Technology applied to increasing safety measures when transporting vulnerable groups, environmental sustainability linked to smart cities, connectivity between vehicles to increase road safety, etc. These are just some of the topics Fundación MAPFRE wishes to promote within this category of its Social Innovation Awards.

  • Mobility Mojo (Ireland). This initiative helps hotels offer an inclusive, welcoming experience for guests with special needs, thanks to technology designed to verify the accessibility standards of the establishment in question.
  • Offways (France). At a time when sustainability matters to consumers, this online booking platform offers users a calculation of the carbon footprint their travel generates, as well as low-emission mobility alternatives, while planting trees on their behalf for free.
  • Park4dis (Spain). An interurban platform for seeking and managing reservations of parking spaces, with all the information on the characteristics of the different municipal regulations readily summarized and accessible in one place.
  • A-Driver (Colombia). Its goal is to reduce accidents caused by driver distraction by using Head-Up Display (HUD) technology, which can be controlled via a wearable device, mainly using hand gestures, but without taking hands off the steering wheel.
  • Wheel The World (Chile). People with disabilities do not always find it easy to travel. To alleviate this problem, this platform helps them find and book travel experiences that are 100 percent accessible, empowering them to explore the world without limits.
  • Ualabee (Argentina). This is a platform that provides data for monitoring the city in real time and strategically planning transit services and urban mobility.
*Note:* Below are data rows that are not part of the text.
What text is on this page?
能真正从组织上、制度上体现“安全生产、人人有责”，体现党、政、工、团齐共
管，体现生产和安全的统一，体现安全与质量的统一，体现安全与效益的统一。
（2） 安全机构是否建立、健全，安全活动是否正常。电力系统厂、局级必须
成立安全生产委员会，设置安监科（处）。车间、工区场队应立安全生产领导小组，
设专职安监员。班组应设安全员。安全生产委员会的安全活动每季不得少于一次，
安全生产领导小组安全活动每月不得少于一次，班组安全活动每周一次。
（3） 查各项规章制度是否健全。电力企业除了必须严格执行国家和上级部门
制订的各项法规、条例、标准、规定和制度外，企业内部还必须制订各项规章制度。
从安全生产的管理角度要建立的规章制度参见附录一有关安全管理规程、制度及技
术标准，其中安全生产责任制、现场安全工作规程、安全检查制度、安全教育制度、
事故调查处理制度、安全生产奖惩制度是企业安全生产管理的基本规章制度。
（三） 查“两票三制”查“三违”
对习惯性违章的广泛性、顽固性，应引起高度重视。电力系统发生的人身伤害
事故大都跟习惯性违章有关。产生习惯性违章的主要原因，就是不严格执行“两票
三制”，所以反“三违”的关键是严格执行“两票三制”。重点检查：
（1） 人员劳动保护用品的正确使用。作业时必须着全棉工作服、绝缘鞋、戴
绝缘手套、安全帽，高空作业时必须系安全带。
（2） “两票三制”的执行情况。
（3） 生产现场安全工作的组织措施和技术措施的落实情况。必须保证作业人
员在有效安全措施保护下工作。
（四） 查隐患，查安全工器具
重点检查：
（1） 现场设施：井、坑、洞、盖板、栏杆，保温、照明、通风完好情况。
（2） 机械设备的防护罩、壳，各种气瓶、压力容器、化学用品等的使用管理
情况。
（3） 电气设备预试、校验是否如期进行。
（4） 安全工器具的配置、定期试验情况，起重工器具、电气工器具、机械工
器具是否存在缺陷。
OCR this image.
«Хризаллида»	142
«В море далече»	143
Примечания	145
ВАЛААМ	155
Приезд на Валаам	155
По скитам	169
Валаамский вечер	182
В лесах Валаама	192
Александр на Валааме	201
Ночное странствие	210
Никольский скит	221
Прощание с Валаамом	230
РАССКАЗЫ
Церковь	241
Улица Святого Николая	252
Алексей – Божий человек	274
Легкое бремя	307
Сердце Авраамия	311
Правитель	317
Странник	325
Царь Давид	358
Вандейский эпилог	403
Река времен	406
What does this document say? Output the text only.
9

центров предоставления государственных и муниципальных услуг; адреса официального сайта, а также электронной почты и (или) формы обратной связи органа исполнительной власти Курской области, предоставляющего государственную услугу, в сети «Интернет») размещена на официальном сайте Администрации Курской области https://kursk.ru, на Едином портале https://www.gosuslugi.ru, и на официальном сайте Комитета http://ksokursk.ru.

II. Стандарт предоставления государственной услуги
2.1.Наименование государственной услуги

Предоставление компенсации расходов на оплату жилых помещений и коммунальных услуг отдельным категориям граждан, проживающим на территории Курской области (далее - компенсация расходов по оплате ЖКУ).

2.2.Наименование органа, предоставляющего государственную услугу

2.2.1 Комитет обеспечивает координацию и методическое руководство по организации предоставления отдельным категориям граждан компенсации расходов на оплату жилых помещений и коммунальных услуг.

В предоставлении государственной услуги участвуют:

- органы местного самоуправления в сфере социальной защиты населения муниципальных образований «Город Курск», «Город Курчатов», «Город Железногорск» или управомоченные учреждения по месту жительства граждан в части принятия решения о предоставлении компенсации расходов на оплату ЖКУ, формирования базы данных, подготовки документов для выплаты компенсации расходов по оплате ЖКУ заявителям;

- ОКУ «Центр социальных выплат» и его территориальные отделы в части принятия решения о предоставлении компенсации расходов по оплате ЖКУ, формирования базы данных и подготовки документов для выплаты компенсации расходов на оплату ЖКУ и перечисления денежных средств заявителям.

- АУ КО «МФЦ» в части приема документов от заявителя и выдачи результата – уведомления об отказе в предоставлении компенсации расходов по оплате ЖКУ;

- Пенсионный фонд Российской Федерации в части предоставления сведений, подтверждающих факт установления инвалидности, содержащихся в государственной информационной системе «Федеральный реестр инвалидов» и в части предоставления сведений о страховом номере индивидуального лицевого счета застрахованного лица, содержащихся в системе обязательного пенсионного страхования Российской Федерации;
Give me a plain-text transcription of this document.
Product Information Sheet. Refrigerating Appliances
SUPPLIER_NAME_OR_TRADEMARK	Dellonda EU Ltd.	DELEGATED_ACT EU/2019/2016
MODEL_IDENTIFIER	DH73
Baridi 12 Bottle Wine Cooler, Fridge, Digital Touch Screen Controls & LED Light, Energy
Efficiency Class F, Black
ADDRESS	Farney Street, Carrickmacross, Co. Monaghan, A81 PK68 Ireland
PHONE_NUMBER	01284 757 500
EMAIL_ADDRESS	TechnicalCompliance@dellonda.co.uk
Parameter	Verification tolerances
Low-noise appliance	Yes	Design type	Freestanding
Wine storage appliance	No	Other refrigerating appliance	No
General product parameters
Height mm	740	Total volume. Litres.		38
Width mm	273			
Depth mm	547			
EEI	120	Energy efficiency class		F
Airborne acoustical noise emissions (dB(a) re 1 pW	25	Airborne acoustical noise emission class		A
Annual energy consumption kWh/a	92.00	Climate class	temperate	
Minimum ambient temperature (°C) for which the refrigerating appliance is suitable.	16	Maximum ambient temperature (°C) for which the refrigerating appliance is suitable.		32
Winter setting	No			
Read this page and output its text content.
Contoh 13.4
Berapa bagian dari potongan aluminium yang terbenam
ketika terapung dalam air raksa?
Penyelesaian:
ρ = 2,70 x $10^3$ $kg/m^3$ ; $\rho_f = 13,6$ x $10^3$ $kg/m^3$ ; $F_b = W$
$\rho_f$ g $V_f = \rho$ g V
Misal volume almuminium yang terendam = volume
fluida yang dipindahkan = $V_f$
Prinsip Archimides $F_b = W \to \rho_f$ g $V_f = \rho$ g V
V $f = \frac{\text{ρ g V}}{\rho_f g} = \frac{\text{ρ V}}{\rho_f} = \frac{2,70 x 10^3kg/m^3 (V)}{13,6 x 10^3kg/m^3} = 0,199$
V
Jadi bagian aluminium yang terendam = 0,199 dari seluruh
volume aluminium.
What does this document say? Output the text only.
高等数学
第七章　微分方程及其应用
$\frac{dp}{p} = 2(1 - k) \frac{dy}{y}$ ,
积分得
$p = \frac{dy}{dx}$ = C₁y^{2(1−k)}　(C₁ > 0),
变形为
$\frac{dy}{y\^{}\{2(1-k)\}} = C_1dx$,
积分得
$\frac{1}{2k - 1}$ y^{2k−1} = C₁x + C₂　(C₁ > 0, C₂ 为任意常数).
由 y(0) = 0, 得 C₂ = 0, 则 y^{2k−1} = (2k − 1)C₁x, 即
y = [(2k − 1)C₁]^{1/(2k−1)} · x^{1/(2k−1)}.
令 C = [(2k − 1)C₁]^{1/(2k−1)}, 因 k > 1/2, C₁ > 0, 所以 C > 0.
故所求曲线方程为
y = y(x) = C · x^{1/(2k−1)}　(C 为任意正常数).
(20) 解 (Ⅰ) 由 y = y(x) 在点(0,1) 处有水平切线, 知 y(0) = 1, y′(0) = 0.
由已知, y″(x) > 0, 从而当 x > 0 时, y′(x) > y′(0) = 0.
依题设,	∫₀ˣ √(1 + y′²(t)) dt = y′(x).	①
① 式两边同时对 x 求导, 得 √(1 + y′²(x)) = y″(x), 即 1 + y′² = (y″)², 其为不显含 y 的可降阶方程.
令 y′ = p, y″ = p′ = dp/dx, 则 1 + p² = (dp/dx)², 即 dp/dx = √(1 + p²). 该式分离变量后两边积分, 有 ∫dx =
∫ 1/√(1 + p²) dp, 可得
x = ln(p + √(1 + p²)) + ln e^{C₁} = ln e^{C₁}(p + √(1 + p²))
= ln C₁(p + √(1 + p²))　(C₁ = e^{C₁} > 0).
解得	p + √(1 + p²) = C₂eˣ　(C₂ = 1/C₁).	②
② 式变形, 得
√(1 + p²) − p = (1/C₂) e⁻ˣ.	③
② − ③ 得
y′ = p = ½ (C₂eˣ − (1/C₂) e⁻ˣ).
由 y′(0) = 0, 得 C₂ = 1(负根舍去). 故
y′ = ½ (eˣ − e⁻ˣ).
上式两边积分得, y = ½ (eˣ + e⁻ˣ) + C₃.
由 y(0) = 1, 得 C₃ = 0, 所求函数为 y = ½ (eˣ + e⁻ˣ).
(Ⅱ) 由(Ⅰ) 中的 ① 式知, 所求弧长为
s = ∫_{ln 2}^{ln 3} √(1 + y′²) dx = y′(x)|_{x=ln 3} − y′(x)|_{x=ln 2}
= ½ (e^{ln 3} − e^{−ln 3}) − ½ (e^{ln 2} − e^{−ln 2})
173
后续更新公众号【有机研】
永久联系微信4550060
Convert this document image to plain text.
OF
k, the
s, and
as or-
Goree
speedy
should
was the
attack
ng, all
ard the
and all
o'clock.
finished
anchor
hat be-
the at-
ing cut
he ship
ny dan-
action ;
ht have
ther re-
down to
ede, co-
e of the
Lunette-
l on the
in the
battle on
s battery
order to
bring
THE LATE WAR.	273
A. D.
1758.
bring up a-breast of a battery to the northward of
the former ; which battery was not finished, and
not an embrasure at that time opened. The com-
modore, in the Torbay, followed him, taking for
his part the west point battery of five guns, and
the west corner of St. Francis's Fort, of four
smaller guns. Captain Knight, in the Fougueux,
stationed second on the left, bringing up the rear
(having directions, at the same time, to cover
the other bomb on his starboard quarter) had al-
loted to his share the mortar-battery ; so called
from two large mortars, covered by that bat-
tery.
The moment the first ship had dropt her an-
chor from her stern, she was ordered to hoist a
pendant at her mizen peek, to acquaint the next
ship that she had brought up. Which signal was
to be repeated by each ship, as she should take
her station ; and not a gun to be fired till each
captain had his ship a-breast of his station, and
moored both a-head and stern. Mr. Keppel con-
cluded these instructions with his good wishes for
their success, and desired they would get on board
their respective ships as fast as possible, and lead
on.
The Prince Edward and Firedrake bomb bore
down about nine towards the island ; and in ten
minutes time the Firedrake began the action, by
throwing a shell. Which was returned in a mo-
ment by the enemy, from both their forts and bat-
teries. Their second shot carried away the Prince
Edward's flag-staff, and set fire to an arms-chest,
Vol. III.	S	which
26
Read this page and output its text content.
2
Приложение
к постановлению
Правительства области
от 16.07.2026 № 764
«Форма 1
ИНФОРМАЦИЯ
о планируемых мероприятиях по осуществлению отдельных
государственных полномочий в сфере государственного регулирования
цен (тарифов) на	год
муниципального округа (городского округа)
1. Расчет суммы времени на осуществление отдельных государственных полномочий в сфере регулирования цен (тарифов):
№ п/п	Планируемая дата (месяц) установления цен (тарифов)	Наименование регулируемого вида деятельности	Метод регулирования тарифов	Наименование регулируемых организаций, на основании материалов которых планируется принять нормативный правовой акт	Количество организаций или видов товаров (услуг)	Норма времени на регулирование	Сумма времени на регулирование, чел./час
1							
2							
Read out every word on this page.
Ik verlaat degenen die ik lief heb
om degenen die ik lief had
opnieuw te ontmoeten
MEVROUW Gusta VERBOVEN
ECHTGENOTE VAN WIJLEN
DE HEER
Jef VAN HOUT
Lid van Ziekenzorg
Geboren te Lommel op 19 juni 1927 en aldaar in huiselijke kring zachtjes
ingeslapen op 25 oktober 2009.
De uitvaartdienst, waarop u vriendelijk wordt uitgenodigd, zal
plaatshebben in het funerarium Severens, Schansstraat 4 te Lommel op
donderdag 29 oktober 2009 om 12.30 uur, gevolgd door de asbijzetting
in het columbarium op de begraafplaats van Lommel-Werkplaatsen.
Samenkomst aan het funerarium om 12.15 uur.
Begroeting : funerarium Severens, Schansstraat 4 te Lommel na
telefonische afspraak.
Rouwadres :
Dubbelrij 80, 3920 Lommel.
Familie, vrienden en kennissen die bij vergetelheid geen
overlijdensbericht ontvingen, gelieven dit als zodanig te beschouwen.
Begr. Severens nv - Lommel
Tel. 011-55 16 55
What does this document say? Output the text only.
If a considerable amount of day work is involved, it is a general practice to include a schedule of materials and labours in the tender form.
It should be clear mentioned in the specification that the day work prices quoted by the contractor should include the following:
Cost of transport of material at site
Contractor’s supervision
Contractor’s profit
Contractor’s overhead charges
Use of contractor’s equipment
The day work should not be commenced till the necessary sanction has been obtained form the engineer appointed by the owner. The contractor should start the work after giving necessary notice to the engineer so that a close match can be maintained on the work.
  • Eu Vô (Brazil). This offers affordable, safe transit services, with the option of being accompanied, to increase the autonomy of people with reduced mobility and those over 60 years of age.
  • Meiopasso (Brazil). Founded in November 2019, this startup helps people with reduced mobility tackle steps, slopes and uneven ground, using a product called a ‘half-step’.
  • ArejaBus (Brazil). This small company has created a ventilation system for buses that uses the movement of the vehicle itself to enhance the thermal sensation and air quality on board, moreover without emitting CO2.